Point Defiance Zoo & Aquarium is 1.1 mi from the Pearl Street entrance to Point Defiance Park.

===Science and Math Institute===
In the fall of 2009, Tacoma Public Schools opened the Science and Math Institute (SAMI), a science- and math-centered magnet high school within Point Defiance Park. SAMI features classes on the beach, pagoda, forests, and Zoo. Metro Parks was approached by the school district and gave them space for portable classrooms on the site of the recently evicted Camp 6 Logging Museum. The school has a concept and schedule similar to the district's other Magnet high school, Tacoma School of the Arts (TSOTA). The SAMI institute features classes on natural sciences and mathematics. SAMI is an early introductory to the STEM classes and possible school routes and lifestyles.

===Landscapes and activities===

In addition to old-growth forest with 450-year-old Douglas firs are 250-foot vertical bluffs exposing the area's geologic history. The park has an off-leash dog park; fee-based attractions include Point Defiance Zoo & Aquarium and Fort Nisqually.

The park has a large network of roads and trails that are primarily used by joggers, cyclists, and hikers. The outer loop of Five Mile Drive was permanently closed to vehicular traffic in 2022 to prevent further erosion issues but remains accessible to non-vehicular users. There are many hiking trails along Pt. Defiance's bluffs and through its forest, including trails with sweeping views of Vashon Island, Dalco Passage, Gig Harbor, and the Tacoma Narrows Bridge.

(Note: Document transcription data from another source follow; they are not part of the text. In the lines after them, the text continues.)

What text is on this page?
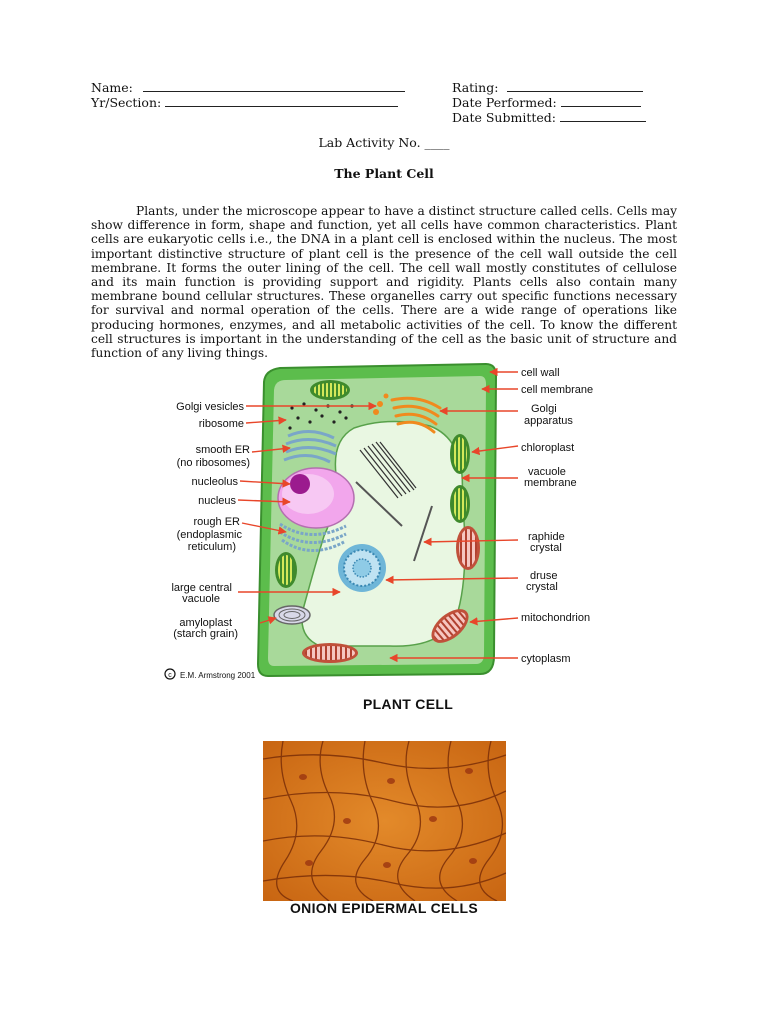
Name:
Yr/Section:
Rating:
Date Performed:
Date Submitted:
Lab Activity No. ____
The Plant Cell

Plants, under the microscope appear to have a distinct structure called cells. Cells may show difference in form, shape and function, yet all cells have common characteristics. Plant cells are eukaryotic cells i.e., the DNA in a plant cell is enclosed within the nucleus. The most important distinctive structure of plant cell is the presence of the cell wall outside the cell membrane. It forms the outer lining of the cell. The cell wall mostly constitutes of cellulose and its main function is providing support and rigidity. Plants cells also contain many membrane bound cellular structures. These organelles carry out specific functions necessary for survival and normal operation of the cells. There are a wide range of operations like producing hormones, enzymes, and all metabolic activities of the cell. To know the different cell structures is important in the understanding of the cell as the basic unit of structure and function of any living things.

Golgi vesicles
ribosome
smooth ER
(no ribosomes)
nucleolus
nucleus
rough ER
(endoplasmic
reticulum)
large central
vacuole
amyloplast
(starch grain)
cell wall
cell membrane
Golgi
apparatus
chloroplast
vacuole
membrane
raphide
crystal
druse
crystal
mitochondrion
cytoplasm
c E.M. Armstrong 2001
PLANT CELL
ONION EPIDERMAL CELLS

From 1964 to 2010, the Camp 6 Logging Museum operated in the park.

===Concerts===

Beginning in 2025, Dune Peninsula at the park will be home to a series of summer concerts that are operated under a five-year contract with AEG Live. A temporary stage and an area with capacity for 5,000 spectators will be constructed on the site along with concessions and restrooms.